Pour l’avant-dernier concert de sa saison, Arion Orchestre Baroque invitait le public mélomane montréalais à une plongée dans l’Italie baroque. L’Italie dans tout ce qu’elle a de « caricatural », pour reprendre les mots que le directeur artistique a adressés au public, où les émotions sont exprimées à l’état brut.
Car c’est bien les émotions : la peine et la douleur certainement, mais aussi l’amour, l’amitié, la joie et l’allégresse qui traversent ce programme concocté par la claveciniste et cheffe invitée Marie van Rhijn. Un programme qui, aussi, mettait à l’honneur les compositrices en cette fin de semaine de la Journée internationale des droits des femmes.

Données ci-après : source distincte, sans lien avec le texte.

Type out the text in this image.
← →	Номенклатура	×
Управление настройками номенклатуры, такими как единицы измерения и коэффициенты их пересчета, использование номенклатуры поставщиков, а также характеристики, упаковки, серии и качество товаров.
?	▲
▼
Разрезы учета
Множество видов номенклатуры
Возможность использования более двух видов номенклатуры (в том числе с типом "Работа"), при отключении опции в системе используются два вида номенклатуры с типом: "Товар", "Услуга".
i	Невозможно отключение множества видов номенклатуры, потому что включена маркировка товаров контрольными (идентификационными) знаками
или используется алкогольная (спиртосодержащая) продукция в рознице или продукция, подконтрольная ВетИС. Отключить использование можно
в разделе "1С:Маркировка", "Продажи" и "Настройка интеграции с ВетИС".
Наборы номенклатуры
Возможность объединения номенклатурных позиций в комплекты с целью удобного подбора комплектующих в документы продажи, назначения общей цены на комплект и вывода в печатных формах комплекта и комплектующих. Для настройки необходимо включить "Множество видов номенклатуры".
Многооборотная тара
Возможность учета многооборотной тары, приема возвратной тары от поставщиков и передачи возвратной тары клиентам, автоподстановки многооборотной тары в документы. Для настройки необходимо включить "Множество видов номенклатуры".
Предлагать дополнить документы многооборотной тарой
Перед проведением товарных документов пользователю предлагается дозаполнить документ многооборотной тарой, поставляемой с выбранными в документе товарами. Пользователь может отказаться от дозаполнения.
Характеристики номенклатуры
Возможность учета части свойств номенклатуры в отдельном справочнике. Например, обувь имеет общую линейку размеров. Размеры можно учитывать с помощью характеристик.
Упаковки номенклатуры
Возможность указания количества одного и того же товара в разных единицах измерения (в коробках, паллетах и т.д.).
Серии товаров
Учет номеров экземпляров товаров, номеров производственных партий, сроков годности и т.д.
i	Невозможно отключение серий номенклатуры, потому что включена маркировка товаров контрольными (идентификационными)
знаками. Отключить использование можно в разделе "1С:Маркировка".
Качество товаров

Pour traduire et communiquer les différents affects de ces œuvres, c’est la voix qui était mise à l’honneur avec la contralto française Anthea Pichanik. Dans la première partie qui s’ouvrait avec la cantate Cessate, omai cessate d’Antonio Vivaldi, la puissance de son instrument nous a saisis, de même que son interprétation incarnée de ce personnage d’amoureux rejeté qui se lamente d’avoir été rejeté par sa Dorilla. Pichanik possède un timbre riche et cuivré dans son médium, des aigus et des graves charnus, que l’on perdait cependant parfois dans la masse orchestrale et dans certaines fins de phrases, mais qui était d’une stature et d’une incarnation sur scène ancrée et engagée. Dans l’extrait de la cantate Pallade et Marte de Maria Margherita Grimani, l’air du dieu Mars, une marche triomphante au style assez guerrier, mais qui conserve une parure très légère, a été rendu avec preste. C’est surtout le dialogue entre le violoncelle et le basson qui retient l’attention dans cette œuvre. Composée originalement pour violoncelle et théorbe obligé, Marie van Rhijn a adapté ce en remplaçant le théorbe par le basson en lui écrivant une ligne spécifique, au grand plaisir de Mathieu Lussier. Le dialogue entre les deux instruments illustrait bien la relation des deux protagonistes, soit Athéna et Mars, avec un échange quasi humoristique qu’on n’imaginait pas possible de cette manière dans le répertoire du XVIIIᵉ siècle. Un court concerto pour clavecin, sous-titré « Madrigalesco » de Vivaldi, servait de liant entre ces deux pièces de la première partie pour témoigner de la richesse harmonique du langage du compositeur.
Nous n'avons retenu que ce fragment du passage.